Steve Morningthunder writes:Immigration allows the country losing population to ignore its own responsibility, and compounds the problem in the country receiving population, assuming that the latter is indeed seeking a sustainable economy, rather than the glitter of growth.

My reply: I don't accept the second point. It still seems to say that, if people happen to live an a poor nation, that's just bad luck for them.

Let me try again. When a country is exceeding its carrying capacity, which most are, the path toward sustainability is to achieve a manner of living that is below that threshold. Exporting people is a means of avoiding that responsibility, a means of continuing with inadequate cultural mechanisms to regulate birth. (or, consumption far beyond sufficiency in the case of other nations) Population migration is one thing when the receiving nation or geographical region is at less than carrying capacity, but neither the US nor the European countries are such nations. The case can be made that among those favored with excess capacity are Canada, and New Zealand.

The world as a whole has quite exceeded its carrying capacity through dependence upon phantom acreage, at least according to Wackernagel and Rees in their studies of ecological footprints. The extension of global trade which extracts every bit of available carrying capacity, the movement of peoples to take advantage of perceived opportunities, drives the system toward unity, in which the resilience of separate cultures, ecosystems, and methods of government are overridden. Globalization is thus one of the risk of ecological system collapse as well as of markets.

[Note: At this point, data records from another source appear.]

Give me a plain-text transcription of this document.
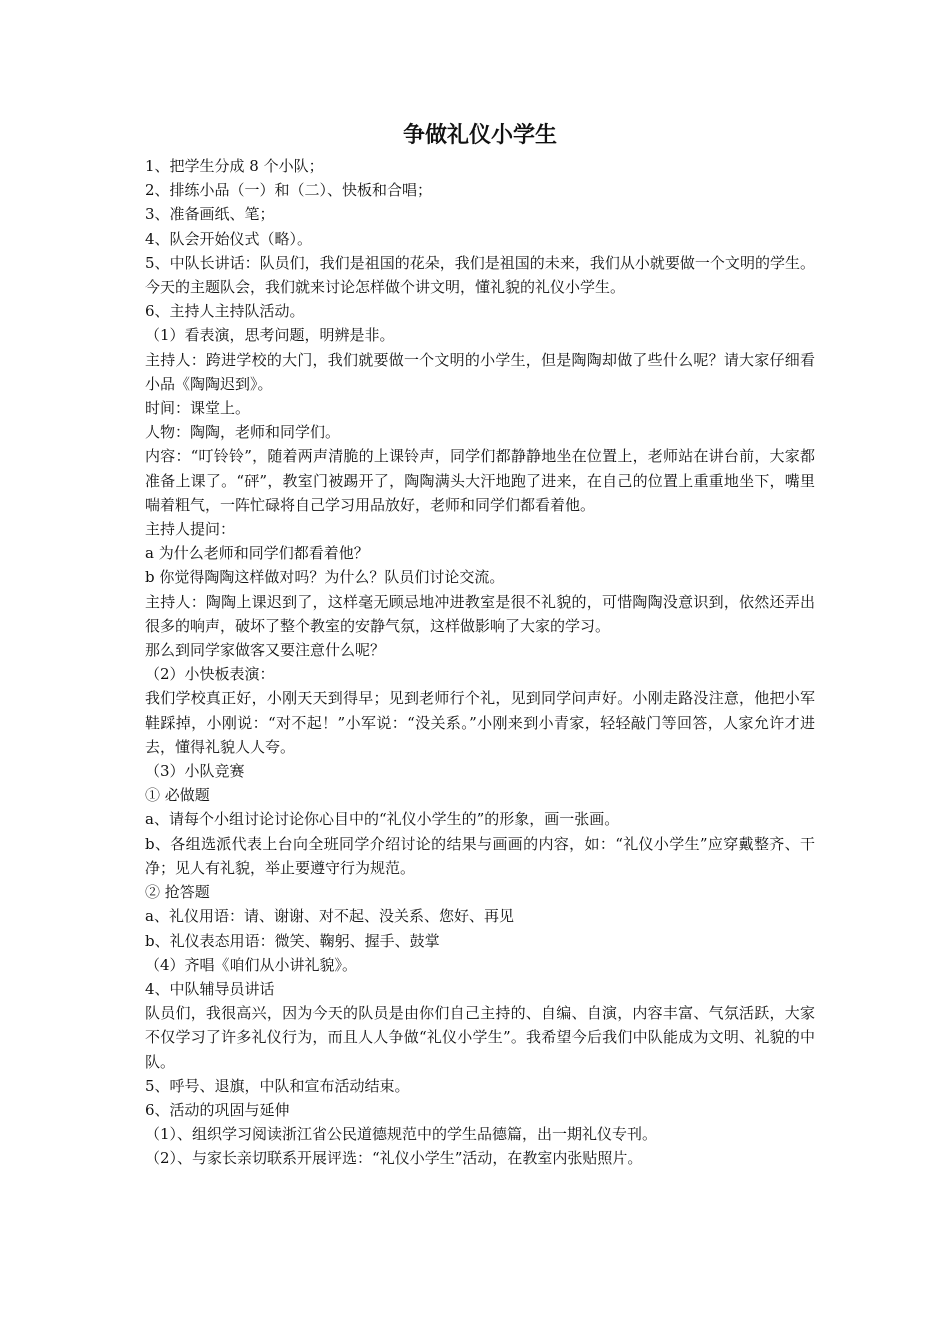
争做礼仪小学生

1、把学生分成 8 个小队；

2、排练小品（一）和（二）、快板和合唱；

3、准备画纸、笔；

4、队会开始仪式（略）。

5、中队长讲话：队员们，我们是祖国的花朵，我们是祖国的未来，我们从小就要做一个文明的学生。今天的主题队会，我们就来讨论怎样做个讲文明，懂礼貌的礼仪小学生。

6、主持人主持队活动。

（1）看表演，思考问题，明辨是非。

主持人：跨进学校的大门，我们就要做一个文明的小学生，但是陶陶却做了些什么呢？请大家仔细看小品《陶陶迟到》。

时间：课堂上。

人物：陶陶，老师和同学们。

内容：“叮铃铃”，随着两声清脆的上课铃声，同学们都静静地坐在位置上，老师站在讲台前，大家都准备上课了。“砰”，教室门被踢开了，陶陶满头大汗地跑了进来，在自己的位置上重重地坐下，嘴里喘着粗气，一阵忙碌将自己学习用品放好，老师和同学们都看着他。

主持人提问：

a 为什么老师和同学们都看着他？

b 你觉得陶陶这样做对吗？为什么？队员们讨论交流。

主持人：陶陶上课迟到了，这样毫无顾忌地冲进教室是很不礼貌的，可惜陶陶没意识到，依然还弄出很多的响声，破坏了整个教室的安静气氛，这样做影响了大家的学习。

那么到同学家做客又要注意什么呢？

（2）小快板表演：

我们学校真正好，小刚天天到得早；见到老师行个礼，见到同学问声好。小刚走路没注意，他把小军鞋踩掉，小刚说：“对不起！”小军说：“没关系。”小刚来到小青家，轻轻敲门等回答，人家允许才进去，懂得礼貌人人夸。

（3）小队竞赛

① 必做题

a、请每个小组讨论讨论你心目中的“礼仪小学生的”的形象，画一张画。

b、各组选派代表上台向全班同学介绍讨论的结果与画画的内容，如：“礼仪小学生”应穿戴整齐、干净；见人有礼貌，举止要遵守行为规范。

② 抢答题

a、礼仪用语：请、谢谢、对不起、没关系、您好、再见

b、礼仪表态用语：微笑、鞠躬、握手、鼓掌

（4）齐唱《咱们从小讲礼貌》。

4、中队辅导员讲话

队员们，我很高兴，因为今天的队员是由你们自己主持的、自编、自演，内容丰富、气氛活跃，大家不仅学习了许多礼仪行为，而且人人争做“礼仪小学生”。我希望今后我们中队能成为文明、礼貌的中队。

5、呼号、退旗，中队和宣布活动结束。

6、活动的巩固与延伸

（1）、组织学习阅读浙江省公民道德规范中的学生品德篇，出一期礼仪专刊。

（2）、与家长亲切联系开展评选：“礼仪小学生”活动，在教室内张贴照片。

Any country that labors to become truly sustainable, serves futilely as an example to the world if other countries do not follow suit, but instead see to the migration of their over-population into that sustainable region. The US is no longer the New World that once beckoned with new lands for the taking.

The simplicity of the above perspective depends upon understanding that the present mechanism of world trade is not one that can be considered ecologically fair, because of the valuation of currencies. Countries can now gather disproportionate wealth through trade because the emergy content of each national production is not factored in the currency exchange rate. For example, "Environmental Accounting" by H.T. Odum states that Japan receives 8 times its emergy cost in its transactions with resource supplying countries, the US 4 times. pg. 210.

The problem is getting under the declining curve of global carrying capacity. The present effort is still one of a growing upward curve of growth that has or must intersect with carrying capacity. Part of the solution would be a fairer trade between nations no longer based upon a zero value for the environment. And, part of the solution is to realize that global sustainability implies each bioregion, or country, trending towards its own sustainability, bearing its proper portion of responsibility, even when that means willfully reducing its population or consumption.

How that is going to come about without the presence of "Gort" from "The Day the Earth Stood Still" remains to be found.

--
A wall of infinite dimension stands before the present course of human evolution. It is the wise finitude of the earth and its resources.